Initial pzip

2018-03-05 11:30:14 -06:00
parent f45d8f5c37
commit 66ca5a9199
1 changed files with 70 additions and 0 deletions
--- a/concurrency-pzip/README.md
+++ b/concurrency-pzip/README.md
@@ -0,0 +1,70 @@
 # Parallel Zip
 In an earlier project, you implemented a simple compression tool based on
 run-length encoding, known simply as `zip`. Here, you'll implement something
 similar, except you'll use threads to make a parallel version of `zip`. We'll
 call this version ... wait for it ... `pzip`. 
 There are three specific objectives to this assignment:
 * To familiarize yourself with the Linux pthreads.
 * To learn how to parallelize a program.
 * To learn how to program for high performance.
 ## Overview
 First, recall how `zip` works by reading the description
 [here](https://github.com/remzi-arpacidusseau/ostep-projects/tree/master/initial-utilities). 
 You'll use the same basic specification, with run-length encoding as the basic
 technique.
 Your parallel zip (`pzip`) will externally look the same; the general usage
 from the command line will be as follows:
 ```
 prompt> ./pzip file > file.z
 ```
 As before, there may be many input files (not just one, as above). However,
 internally, the program will use POSIX threads to parallelize the compression
 process.  
 ## Considerations
 Doing so effectively and with high performance will require you to address (at
 least) the following issues:
 - **How to parallelize the compression.** Of course, the central challenge of
    this project is to parallelize the compression process.
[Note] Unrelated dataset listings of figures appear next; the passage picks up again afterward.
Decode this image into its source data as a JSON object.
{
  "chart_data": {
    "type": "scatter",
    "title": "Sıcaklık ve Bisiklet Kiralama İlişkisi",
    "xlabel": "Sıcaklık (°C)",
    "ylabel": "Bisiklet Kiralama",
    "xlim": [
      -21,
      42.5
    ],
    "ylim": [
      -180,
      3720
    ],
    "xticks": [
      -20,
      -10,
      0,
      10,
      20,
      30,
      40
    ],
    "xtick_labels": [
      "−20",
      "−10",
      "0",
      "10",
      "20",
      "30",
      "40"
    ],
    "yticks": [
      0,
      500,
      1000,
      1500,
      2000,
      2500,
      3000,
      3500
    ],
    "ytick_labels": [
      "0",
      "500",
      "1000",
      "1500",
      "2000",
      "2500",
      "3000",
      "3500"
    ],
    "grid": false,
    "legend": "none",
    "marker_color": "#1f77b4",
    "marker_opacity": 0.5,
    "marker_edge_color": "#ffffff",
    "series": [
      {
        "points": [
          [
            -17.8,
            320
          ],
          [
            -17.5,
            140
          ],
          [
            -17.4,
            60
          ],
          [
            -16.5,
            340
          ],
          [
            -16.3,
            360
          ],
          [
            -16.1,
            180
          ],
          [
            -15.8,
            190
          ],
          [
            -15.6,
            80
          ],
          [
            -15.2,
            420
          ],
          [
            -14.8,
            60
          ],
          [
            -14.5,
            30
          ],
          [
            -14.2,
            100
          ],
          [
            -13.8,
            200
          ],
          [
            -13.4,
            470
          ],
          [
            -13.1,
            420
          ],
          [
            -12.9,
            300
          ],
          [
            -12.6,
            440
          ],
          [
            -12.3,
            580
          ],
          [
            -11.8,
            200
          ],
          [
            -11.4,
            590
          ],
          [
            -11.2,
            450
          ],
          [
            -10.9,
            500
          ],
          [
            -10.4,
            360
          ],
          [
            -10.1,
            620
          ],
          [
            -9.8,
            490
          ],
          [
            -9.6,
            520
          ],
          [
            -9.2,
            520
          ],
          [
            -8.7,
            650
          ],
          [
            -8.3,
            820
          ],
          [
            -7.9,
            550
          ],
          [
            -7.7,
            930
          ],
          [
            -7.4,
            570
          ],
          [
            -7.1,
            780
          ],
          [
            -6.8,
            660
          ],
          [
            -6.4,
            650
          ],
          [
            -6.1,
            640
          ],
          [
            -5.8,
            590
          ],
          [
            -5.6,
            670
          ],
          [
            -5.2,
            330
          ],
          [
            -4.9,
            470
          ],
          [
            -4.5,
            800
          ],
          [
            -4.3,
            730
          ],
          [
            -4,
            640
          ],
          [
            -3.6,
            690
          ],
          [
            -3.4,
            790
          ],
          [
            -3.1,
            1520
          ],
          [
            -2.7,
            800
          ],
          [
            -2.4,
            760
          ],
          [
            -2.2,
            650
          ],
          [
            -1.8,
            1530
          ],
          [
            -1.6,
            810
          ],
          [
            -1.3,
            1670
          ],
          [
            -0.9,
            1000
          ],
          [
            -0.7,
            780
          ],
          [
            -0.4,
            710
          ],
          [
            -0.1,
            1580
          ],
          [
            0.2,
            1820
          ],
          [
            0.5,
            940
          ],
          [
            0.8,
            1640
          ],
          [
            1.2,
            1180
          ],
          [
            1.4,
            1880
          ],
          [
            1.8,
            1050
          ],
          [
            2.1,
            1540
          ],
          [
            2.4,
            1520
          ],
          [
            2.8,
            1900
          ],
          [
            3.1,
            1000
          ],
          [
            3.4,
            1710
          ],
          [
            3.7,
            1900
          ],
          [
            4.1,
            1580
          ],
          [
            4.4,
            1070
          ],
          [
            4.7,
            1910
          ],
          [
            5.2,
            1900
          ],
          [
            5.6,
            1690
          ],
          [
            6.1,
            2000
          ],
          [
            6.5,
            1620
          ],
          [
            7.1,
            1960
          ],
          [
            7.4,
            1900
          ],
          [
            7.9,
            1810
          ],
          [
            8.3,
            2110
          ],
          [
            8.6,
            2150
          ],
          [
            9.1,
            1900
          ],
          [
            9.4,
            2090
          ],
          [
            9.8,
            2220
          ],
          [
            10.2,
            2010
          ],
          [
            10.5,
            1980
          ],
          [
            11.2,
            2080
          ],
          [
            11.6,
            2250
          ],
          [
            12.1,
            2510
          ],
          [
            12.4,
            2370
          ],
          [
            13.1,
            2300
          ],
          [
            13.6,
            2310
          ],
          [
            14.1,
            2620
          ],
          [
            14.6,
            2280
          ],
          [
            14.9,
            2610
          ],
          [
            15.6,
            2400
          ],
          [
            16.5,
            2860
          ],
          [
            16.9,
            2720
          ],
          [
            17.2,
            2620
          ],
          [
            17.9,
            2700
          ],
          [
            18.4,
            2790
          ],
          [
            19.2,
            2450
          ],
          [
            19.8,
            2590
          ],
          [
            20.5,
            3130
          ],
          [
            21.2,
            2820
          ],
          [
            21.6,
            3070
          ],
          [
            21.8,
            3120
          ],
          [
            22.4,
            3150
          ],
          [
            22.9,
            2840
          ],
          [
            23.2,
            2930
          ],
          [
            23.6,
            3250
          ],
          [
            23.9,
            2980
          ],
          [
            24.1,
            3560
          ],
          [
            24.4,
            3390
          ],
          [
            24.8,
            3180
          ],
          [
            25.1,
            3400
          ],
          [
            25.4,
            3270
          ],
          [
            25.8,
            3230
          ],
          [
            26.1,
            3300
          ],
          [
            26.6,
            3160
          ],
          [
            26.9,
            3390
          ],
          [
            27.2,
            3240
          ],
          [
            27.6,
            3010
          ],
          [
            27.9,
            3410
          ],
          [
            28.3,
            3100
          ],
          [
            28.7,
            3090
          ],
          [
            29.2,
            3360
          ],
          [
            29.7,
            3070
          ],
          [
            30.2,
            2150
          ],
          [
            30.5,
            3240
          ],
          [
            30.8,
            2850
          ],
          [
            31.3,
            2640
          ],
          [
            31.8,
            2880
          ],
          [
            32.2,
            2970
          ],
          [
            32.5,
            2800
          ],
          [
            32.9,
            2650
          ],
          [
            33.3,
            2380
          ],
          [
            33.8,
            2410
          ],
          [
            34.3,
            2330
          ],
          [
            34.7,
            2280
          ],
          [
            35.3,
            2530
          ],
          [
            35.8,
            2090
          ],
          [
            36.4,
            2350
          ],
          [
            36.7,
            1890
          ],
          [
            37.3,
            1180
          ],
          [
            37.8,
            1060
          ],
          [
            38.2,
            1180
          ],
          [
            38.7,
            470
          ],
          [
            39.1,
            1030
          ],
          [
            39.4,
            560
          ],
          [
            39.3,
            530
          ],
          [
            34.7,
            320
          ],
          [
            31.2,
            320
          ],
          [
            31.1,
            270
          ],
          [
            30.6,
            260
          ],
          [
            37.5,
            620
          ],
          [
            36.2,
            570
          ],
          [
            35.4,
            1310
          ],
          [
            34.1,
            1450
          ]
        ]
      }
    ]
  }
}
Think about what
    can be done in parallel, and what must be done serially by a single
    thread, and design your parallel zip as appropriate.
 - **How to determine how many threads to create.** On Linux, this means using
    interfaces like `get_nprocs()` and `get_nprocs_conf()`; read the man pages
    for more details. Then, create threads to match the number of CPU
    resources available.
 - **How to efficiently perform each piece of work.** While parallelization
    will yield speed up, each thread's efficiency in performing the
    compression is also of critical importance. Thus, making the core
    compression loop as CPU efficient as possible is needed for high
    performance. 
 - **How to access the input file efficiently.** On Linux, there are many ways
    to read from a file, including C standard library calls like `fread()` and
    raw system calls like `read()`. One particularly efficient way is to use
    memory-mapped files, available via `mmap()`. By mapping the input file
    into the address space, you can then access bytes of the input file via
    pointers and do so quite efficiently. 
 ## Grading
 Your code will first be measured for correctness, ensuring that it zips input
 files correctly.
 If you pass the correctness tests, your code will be tested for performance;
 higher performing will lead to better scores.